Łowiłem na łowisku Paprocany w Tychach, na tzw. cyplu. Wędki to Konger Aviator 390/120g i 360/90g. Przynęty to biały robak. Zanęta uniwersalna TRAPER podrasowana zapachem leszczowym P.Lorenc, pinką i pelletsem. Pogoda słoneczna, południowy wiatr, temperatura ok 15-20 stopni C.
Ogólnie podsumowując wyjazd, nie był źle. Złowiłem swoje pierwsze rybki na nowe wędki. Powoli wciągam się w łowienie na drgającą szczytówkę i bardzo mi się to podoba. Zanęty, które nauczyłem się przyrządzać między innymi dzięki poradom z wedkuje.pl sprawdzają się, bo jako jeden z nielicznych na brzegu złowiłem 4 ryby. Zestawy teraz już też montuję inaczej. Koszyk zanętowy, dłuższy przypon i dobrze dobrany hak to połowa sukcesu. Do tego ładna pogoda i budząca się dożycia przyroda pozwoliłyby wypocząć gdyby nie pikające na wietrze, drażniące sygnalizatory i polska, kochana młodzież, której na brzegach jeziora było mnóstwo.

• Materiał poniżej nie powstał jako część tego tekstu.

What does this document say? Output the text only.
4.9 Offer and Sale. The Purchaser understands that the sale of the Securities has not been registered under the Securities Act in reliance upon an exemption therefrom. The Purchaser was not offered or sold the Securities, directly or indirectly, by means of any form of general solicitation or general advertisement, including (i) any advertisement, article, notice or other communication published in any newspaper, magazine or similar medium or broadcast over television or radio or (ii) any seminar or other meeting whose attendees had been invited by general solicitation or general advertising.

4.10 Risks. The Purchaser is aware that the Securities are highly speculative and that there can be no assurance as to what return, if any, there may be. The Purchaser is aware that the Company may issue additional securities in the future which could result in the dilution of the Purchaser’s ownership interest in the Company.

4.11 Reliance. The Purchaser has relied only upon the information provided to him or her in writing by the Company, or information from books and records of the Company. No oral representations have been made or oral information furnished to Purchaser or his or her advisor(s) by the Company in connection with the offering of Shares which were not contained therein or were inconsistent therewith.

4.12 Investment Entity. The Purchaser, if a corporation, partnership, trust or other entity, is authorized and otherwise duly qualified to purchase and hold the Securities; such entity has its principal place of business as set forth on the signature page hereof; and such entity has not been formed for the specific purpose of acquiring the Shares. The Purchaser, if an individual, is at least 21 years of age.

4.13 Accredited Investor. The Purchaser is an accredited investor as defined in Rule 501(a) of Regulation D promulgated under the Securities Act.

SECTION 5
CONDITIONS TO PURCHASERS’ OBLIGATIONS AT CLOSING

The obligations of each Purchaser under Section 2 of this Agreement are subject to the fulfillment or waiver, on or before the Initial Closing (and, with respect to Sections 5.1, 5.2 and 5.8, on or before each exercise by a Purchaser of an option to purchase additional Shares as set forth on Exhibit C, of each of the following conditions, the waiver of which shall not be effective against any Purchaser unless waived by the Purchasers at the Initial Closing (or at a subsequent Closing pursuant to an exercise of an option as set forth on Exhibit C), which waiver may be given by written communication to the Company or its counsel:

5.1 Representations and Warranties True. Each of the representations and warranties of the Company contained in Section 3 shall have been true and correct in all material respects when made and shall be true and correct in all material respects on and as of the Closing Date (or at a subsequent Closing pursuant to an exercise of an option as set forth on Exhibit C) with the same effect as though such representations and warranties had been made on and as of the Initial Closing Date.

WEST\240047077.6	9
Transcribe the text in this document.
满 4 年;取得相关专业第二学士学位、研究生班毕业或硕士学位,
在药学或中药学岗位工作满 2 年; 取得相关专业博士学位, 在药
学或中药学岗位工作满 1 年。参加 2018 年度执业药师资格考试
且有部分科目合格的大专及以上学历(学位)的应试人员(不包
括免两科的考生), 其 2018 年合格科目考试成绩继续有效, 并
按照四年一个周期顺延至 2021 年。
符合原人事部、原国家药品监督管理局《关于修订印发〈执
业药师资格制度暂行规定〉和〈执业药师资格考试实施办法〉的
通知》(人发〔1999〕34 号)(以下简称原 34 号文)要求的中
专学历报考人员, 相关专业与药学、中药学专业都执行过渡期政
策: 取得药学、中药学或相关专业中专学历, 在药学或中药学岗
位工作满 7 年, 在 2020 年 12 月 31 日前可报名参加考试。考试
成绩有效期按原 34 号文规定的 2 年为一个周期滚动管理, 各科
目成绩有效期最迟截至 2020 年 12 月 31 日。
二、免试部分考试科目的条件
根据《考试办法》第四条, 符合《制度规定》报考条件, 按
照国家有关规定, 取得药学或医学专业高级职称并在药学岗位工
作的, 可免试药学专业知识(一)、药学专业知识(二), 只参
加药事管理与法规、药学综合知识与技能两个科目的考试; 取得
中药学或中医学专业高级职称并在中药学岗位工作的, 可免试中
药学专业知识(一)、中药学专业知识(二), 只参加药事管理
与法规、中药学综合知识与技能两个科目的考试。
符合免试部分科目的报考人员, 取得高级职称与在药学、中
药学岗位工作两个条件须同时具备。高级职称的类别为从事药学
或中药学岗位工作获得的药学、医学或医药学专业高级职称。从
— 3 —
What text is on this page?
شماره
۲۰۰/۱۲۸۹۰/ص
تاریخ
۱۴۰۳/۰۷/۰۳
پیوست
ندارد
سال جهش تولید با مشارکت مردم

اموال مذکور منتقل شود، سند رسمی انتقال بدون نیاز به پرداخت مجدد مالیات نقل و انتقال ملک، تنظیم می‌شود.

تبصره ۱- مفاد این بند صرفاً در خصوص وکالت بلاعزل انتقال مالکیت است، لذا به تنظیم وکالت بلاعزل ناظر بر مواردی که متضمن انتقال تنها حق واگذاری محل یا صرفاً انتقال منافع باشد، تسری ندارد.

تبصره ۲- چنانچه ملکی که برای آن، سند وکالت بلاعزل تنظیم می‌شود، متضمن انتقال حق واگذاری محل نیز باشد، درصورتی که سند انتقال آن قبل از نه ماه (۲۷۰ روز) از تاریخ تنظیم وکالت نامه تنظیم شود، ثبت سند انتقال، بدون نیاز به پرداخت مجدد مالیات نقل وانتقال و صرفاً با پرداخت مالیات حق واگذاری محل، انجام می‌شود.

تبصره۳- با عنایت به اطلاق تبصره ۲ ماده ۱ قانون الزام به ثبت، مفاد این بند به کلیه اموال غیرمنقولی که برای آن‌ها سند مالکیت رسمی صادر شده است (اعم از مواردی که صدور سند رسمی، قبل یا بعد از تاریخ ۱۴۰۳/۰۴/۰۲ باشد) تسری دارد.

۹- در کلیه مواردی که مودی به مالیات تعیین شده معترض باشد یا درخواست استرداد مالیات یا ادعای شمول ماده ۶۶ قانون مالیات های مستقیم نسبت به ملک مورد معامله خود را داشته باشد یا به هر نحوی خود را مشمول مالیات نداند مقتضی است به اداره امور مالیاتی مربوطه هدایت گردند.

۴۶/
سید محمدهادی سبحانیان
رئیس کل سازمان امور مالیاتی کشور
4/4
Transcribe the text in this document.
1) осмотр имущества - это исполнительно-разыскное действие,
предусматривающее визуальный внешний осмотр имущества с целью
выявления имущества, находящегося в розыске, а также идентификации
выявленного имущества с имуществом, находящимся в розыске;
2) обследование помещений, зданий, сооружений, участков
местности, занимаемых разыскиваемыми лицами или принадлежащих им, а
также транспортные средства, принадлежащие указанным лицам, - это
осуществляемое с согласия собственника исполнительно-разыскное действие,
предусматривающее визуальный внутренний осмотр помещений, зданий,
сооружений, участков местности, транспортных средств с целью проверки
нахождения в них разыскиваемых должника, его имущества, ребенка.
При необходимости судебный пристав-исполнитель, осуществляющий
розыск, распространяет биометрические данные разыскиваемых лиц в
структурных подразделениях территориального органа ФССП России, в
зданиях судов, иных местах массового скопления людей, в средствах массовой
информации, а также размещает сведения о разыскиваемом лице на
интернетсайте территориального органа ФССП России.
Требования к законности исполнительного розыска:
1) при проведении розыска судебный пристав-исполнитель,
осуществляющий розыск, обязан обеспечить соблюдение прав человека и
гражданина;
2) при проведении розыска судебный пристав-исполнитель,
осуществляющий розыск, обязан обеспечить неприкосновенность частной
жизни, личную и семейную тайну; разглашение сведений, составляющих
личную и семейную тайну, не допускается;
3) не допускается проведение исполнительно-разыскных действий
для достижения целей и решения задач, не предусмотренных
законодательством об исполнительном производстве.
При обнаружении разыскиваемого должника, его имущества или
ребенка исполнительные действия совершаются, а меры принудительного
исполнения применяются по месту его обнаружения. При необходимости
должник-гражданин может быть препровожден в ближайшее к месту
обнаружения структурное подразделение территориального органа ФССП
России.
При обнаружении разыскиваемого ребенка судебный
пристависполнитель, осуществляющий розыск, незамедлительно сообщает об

Rozumiem, że młodzi ludzie też mają dość zimy, siedzenia w domu itp. Wychodzą nad wodę, chcą się bawić, ale jak już mają zbyt dużo alkoholu, są pijani lub jeszcze gorzej, hałasują i biegają pomiędzy wędkarzami, wrzucają do wody kamienie i zakłócają tak potrzebną ciszę, to już jest niedobrze i niebezpiecznie. Nikt nawet nie próbował zwracać im uwagi, bo mogłoby się to źle skończyć. Niestety coraz częściej jest tak, że grupa pijanych, młodych 'ludzi' potrafi zniszczyć miły wieczór i wypędzić znad wody wędkarzy. Po takich przeżyciach chciałbym pojechać nad jakieś zapomniane jeziorko gdzie hałasować będą tylko żaby i ptaki i gdzie nie będzie nikogo oprócz kilku wędkarzy. Niestety o takie coraz trudniej...
Pozdrawiam i do następnego razu, a mam zamiar opisywać tutaj wszystkie moje wyprawy na ryby. Następne okraszę fotkami z aparatu, bo te tutaj zamieszczone są zrobione marną komórką.